BELLINZONA_LOCARNO_MENDRISIO

 

LA VILLE EST TRANQUILLE
2000


  1. Sceneggiatura: Jean-Louis Milesi, Robert Guédiguian; fotografia: Bernard Cavalié; montaggio: Bernard Sasia; scenografia: Michel Vandestien; interpreti: Ariane Ascaride, Jean-Pierre Darroussin, Gérard Meylan, Alexandre Ogou, Pierre Banderet, Jacques Boudet, Pascale Roberts, Julie-Marie Parmentier, Christine Brücher, Véronique Balme, Philippe Leroy; produzione: Gilles Sandoz, Michel Saint-John, Robert Guédiguian per Agat Films/Diaphana, Francia 1999.

  2. 35mm, colore, v.o. francese, st. ted., 143’

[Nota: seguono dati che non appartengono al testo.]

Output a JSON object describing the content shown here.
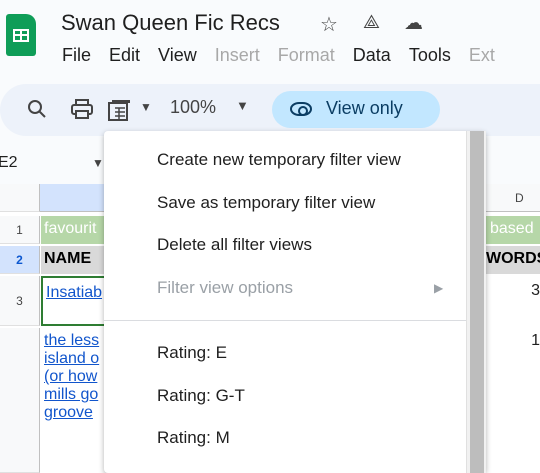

Il film narra la storia di Michèle, che lavora al mercato del pesce e vive solo per salvare sua figlia dalla droga; di Paul, che tradisce i suoi amici scaricatori in sciopero per diventare tassista; di Viviane, musicista che non sopporta più la sinistra realista rappresentata da suo marito; di Abderramane, trasformato dalla prigione, che cerca di aiutare i suoi fratelli; di Claude, che è l’ultimo ad essere ascoltato dagli attivisti di estrema destra; di Gérard, che fa mistero del rapporto con la propria morte e quella degli altri; dei genitori di Paul, in pensione, che non voteranno più; di Ameline, il cui corpo fa mostra del benessere che lei vorrebbe infondere alla gente ricordandole le proprie origini pre-monoteiste; di Sarkis, che lotta per il pianoforte che sogna da sempre...


La ville est tranquille è un film in cui anche le scene più strazianti e pessimistiche (…) sono segnate dalla presenza ideale del suo autore, da quella sua naturale solidarietà con i personaggi, che contrasta apertamente con lo spietato disincanto con cui altri più giovani narratori di cinema d’oltralpe mandano al macello le loro creature. Tutto, anche in un film come questo, che appartiene a quel versante della filmografia di Guédiguian che lo stesso autore definisce come pessimista (il contrario dei film alla Marius et Jeannette o À la place du coeur, tanto per intenderci), è tuttavia profondamente permeato dalla a volte disperata ma sempre vitalistica ispirazione dell’autore, che proprio per il fatto di continuare a fare i suoi film crede sempre nella possibilità di un riscatto, di un cambiamento, di un miglioramento sia nei rapporti umani che in quelli sociali.